Septic tank odors can be disarming, to say the least, and can and will linger until they are addressed; a quick spray with a deodorizer will most likely not eliminate the problem. Odors from a septic tank arise as the result of many different causes, and can emanate from both inside and outside the home. This may require implementing one or more odor-fighting solutions to rid your home of the odor problem in its entirety.
Indoor Septic Odors
Removing indoor septic odors can be one of the easiest odors to eradicate. The cause of the odor is often a dry drain, or "trap" in a pipe, usually in a little-used bathroom or sink in the home. The reason a dry trap causes an odor is the pipe is designed in a "U" shape to trap the amount of gases and odor that come back up through the pipes. This simple design works because it will generally have water that sits in the U-shaped trap area of the pipe. However, particularly in less-used plumbing in the home, these traps can dry out, leaving no barrier between the drain and the odor. The fix is to simply run water down the drain, and make certain to do so periodically to avoid future odor problems.
Septic Cleaning Products
Cleaning and flushing out the lines between the septic tank and the home can help to eliminate septic tank odor. Similar to traditional plumbing products, flushing these products through the septic lines may be enough to eliminate the odor. Call your local home improvement store that sells septic tank maintenance supplies or research online to find odor-fighting products.
Extending the septic tank vent stack on the top of the roof is a relatively quick and easy means of eliminating many outdoor odors. The septic vent stacks often do not extend high enough to allow the breeze to safely blow away the septic tank odor. Rather, it is blown back down toward the front or rear of the home, bringing septic tank odor with it. This odor can often be mitigated by simply using a PVC pipe to extend the vent stack to about three feet high. There are also charcoal filters that can be placed over the vent stack, filtering the odors before they are wind-borne.
Other Causes of Odors: Indoors and Outdoors
Pouring coffee grinds and oils down the garbage disposal will eventually cause a backup of the septic lines, bringing odors back up along with clogged materials. Outside, allowing water to collect and pool around the septic tank area can cause damage to the tank, and the moisture may facilitate septic tank odors. Also, you should not plant trees around the septic tank area, although grasses and small shrubbery is generally fine, as the roots can cause damage to the tank and line, resulting in odors and the need for repair.

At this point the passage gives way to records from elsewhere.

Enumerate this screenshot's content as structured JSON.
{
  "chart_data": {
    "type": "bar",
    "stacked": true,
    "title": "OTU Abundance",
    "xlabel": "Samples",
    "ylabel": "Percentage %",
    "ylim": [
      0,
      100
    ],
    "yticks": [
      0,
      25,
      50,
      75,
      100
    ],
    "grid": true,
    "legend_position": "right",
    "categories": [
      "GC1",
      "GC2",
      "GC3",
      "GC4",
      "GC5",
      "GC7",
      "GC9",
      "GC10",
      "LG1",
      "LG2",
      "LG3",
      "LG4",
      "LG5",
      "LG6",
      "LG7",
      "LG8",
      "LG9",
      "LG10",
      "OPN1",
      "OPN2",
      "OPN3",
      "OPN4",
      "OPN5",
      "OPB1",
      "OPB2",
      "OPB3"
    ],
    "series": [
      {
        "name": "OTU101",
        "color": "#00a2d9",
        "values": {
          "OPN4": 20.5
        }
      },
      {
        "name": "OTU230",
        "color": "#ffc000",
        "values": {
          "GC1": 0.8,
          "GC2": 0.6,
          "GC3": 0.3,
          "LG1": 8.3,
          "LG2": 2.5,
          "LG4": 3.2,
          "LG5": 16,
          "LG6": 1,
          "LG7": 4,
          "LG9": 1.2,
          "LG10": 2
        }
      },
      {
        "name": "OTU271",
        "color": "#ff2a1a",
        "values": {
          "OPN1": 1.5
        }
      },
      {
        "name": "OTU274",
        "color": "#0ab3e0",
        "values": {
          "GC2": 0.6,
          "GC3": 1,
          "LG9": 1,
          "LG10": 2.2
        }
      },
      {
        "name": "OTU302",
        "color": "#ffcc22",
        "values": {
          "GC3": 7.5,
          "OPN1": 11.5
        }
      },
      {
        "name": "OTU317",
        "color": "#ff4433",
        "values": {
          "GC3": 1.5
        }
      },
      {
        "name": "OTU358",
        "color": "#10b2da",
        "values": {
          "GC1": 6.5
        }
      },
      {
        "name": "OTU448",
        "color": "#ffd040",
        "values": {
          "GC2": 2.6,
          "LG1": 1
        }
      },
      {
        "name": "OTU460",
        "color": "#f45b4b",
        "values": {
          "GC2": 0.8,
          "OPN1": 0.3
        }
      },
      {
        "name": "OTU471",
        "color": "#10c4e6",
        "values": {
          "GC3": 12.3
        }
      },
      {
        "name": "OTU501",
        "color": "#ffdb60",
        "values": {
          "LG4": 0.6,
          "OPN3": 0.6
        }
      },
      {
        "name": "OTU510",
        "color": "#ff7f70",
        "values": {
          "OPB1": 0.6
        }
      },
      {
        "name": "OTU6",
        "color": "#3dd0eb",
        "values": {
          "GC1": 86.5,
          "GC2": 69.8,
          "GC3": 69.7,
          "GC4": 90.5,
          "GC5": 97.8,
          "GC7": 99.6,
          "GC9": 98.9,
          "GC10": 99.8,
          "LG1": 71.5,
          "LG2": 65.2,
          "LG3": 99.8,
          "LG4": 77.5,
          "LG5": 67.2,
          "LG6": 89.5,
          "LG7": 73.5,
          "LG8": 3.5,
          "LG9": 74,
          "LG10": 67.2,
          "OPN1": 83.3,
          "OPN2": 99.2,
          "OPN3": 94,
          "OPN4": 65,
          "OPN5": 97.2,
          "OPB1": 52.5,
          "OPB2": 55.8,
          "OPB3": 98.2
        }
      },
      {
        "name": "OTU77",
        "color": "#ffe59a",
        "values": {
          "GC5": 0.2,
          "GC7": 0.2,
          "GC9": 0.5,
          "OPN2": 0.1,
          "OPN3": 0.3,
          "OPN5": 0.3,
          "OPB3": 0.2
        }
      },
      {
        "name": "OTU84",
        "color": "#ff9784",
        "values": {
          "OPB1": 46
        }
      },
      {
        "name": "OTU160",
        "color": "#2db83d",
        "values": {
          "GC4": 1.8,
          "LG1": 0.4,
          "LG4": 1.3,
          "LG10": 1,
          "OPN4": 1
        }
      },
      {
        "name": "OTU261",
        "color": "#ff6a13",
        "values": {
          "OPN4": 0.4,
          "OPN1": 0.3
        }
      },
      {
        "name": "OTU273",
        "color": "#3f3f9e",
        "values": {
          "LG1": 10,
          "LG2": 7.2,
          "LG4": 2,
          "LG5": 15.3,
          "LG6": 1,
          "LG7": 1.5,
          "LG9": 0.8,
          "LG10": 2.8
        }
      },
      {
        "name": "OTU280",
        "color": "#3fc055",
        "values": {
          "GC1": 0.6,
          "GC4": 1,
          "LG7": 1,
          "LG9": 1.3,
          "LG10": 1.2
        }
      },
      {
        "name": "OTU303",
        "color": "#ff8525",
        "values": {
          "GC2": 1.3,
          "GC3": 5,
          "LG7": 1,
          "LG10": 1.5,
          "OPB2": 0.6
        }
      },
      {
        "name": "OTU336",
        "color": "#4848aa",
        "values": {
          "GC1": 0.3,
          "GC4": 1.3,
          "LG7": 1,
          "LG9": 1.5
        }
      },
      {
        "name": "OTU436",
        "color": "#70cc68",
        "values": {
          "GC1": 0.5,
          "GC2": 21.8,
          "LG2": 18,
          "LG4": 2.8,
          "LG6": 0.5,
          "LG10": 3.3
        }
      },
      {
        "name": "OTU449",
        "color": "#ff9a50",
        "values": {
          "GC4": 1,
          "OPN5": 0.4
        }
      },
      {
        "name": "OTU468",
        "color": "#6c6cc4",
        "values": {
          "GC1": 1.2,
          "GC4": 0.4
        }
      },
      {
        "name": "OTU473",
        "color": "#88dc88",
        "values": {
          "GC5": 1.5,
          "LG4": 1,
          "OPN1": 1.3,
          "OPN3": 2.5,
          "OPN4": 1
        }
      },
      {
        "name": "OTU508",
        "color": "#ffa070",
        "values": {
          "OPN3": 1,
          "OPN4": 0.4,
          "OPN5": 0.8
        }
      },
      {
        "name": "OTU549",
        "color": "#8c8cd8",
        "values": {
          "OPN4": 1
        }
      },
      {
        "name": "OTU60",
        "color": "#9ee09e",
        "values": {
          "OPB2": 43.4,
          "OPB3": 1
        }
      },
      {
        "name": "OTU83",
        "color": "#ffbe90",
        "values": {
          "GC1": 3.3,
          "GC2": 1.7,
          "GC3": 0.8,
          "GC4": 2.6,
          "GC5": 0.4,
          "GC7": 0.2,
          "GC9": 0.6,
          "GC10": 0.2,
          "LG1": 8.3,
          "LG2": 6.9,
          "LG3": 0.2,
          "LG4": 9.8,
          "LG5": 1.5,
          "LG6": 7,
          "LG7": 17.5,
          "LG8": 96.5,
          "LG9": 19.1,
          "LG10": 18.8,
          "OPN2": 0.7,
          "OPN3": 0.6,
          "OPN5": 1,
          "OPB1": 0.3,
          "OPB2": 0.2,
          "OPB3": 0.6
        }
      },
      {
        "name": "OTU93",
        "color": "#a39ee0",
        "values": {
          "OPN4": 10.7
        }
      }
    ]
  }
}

Calling a professional may be necessary if nothing else has worked. It is possible the septic tank, particularly if it is old or has not been maintained properly, requires a thorough cleaning and flushing of the septic lines. If this is required, make certain to contract with a professional familiar with both plumbing and septic tanks, not simply one or the other. This way you are more likely to address either a tank or a plumbing situation (perhaps both), by the same person during the same maintenance call.